Bee Keeping in Kenya has been practiced traditionally for many years, with only 20% of the country’s honey production potential tapped.
Data from the National Farmers Information Service (NFIS) shows that 80% of the country consists of arid and semi-arid lands (ASALs) which have high potential in the production of honey, with apicultural activity being a major occupation in these areas.
However, issues like lack of adequate skills, inadequate training, underdeveloped marketing system of hive products among other challenges, have derailed growth in the sector.
We meet with one bee farmer, from Jameson Collection, who shares with us the best tricks to suck money from beekeeping and explains how apiculture plays a key role in steering the country’s economy.
“Bees play a big role in agriculture –they are important in plant pollination process –which is key in farm produce.
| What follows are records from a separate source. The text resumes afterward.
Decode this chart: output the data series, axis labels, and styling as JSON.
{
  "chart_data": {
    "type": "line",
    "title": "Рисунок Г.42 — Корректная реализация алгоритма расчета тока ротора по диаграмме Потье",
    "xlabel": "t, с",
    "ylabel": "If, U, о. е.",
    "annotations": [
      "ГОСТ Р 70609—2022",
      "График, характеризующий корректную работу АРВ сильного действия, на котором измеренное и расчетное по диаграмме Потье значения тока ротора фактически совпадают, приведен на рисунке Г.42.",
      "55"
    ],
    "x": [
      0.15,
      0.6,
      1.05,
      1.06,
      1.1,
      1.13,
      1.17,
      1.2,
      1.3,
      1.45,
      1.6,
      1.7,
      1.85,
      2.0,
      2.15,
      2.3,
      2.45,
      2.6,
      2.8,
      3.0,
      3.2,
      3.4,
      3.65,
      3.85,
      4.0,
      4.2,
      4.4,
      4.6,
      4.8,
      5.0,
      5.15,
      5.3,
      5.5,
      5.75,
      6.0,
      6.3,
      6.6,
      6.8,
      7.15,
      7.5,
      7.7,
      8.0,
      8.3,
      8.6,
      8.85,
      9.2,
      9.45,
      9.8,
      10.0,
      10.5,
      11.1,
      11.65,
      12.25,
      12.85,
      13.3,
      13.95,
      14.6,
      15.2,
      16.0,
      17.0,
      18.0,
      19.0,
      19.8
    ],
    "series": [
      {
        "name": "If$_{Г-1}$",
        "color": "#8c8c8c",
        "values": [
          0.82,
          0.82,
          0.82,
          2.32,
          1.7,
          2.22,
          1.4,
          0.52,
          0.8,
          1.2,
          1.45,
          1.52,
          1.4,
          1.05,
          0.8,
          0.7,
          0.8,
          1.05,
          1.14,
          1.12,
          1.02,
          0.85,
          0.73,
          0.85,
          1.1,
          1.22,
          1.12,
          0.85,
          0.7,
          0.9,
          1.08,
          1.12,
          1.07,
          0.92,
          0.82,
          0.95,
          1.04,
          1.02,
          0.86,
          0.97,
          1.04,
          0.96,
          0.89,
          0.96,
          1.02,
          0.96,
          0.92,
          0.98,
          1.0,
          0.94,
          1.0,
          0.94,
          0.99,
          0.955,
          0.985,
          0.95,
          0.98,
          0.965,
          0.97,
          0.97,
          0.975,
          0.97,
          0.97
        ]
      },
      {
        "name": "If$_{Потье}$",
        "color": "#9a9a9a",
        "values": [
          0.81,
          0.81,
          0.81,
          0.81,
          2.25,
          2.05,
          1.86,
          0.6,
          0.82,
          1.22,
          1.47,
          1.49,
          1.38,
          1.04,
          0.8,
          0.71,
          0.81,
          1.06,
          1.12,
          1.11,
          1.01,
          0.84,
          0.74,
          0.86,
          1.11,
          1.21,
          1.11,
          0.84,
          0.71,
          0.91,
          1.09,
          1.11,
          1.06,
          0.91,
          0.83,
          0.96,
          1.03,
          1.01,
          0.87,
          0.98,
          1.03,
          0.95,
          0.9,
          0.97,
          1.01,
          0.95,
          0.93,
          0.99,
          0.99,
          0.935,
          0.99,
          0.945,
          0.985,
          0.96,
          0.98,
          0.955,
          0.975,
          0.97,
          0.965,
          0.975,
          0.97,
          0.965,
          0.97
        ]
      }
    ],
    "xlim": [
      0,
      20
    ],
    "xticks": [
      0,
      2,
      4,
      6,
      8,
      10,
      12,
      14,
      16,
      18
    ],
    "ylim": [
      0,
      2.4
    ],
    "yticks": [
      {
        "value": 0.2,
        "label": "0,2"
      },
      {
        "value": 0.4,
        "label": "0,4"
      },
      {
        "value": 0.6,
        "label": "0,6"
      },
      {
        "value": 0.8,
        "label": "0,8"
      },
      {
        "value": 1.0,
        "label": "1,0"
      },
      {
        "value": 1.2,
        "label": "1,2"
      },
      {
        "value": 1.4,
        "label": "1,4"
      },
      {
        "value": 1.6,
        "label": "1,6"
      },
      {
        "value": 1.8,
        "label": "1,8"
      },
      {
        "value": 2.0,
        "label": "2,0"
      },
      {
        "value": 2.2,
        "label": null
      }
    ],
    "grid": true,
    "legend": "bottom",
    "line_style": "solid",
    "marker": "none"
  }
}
Bee farming as a whole is vital to the food security and health conditions of the country. The hive produce (honey) is used as food as well as producing non-food products such as medicine, beauty products among others. The benefits of this venture are quite uncountable,” says Mr. Jameson.
He says that most bee farmers, who practice local bee farming, have lost zeal in the sector due to reduced market and lack of enough education and training.
The bee market in the country is infiltrated by manufacturers who have no idea about existing local bee farming, a move that has derailed the quality of hive products sold to consumers.
“These two factors revolving around local farmers and quality of tea moved me to venture into the bee farming sector, understanding local bee farming needs and introducing quality honey to the market,” he adds.
He says that the sector is one of the most lucrative in the economy, however, lack of enough training on best farming practices and recognition of local farmers has cloaked the profit.
“Bee farming has changed my life and that of the community. I am now my boss and I can employ young people –somehow solving the unemployment menace in the country,”
Jameson notes that if taken seriously, the bee-keeping sector can revive the economy especially during these difficult times of the Covid-19 pandemic.
Hive products produce food and other products which are vital in generating revenue through sales tax.
Beekeeping is a widespread activity with a wealth of existing local knowledge and skills. The addition of a little technical information, however, can lead to greatly improved harvests of honey and other hive products.
Jameson says the local skills require training and support to instigate growth in the bee farming sector.
To secure the market for the local hive products, Jameson says sensitization and the new media have been his friends in marketing.
“A bee farmer needs to educate his market on the quality of honey and its relevance. I have been able to achieve this through social media marketing and other online marketing tools, which have greatly increased my sales,” says Jameson.
To gain national recognition, he says local bee farmers need to maintain hive product quality, which will compete with the existing competition in the market.
He called on the government, through the ministry of agriculture to pay close attention to the venture, offering extensional support, education, and training to local bee farmers, and “in so doing, the sector will be valuable in the country’s economy”.
“Bee farming is not expensive –one does not need to have large tracts of land but the returns are high,” he notes.
He urges hive product consumers to support the local honey market for quality and recognize local farmers who are the proponents of true bee farming and business in the country.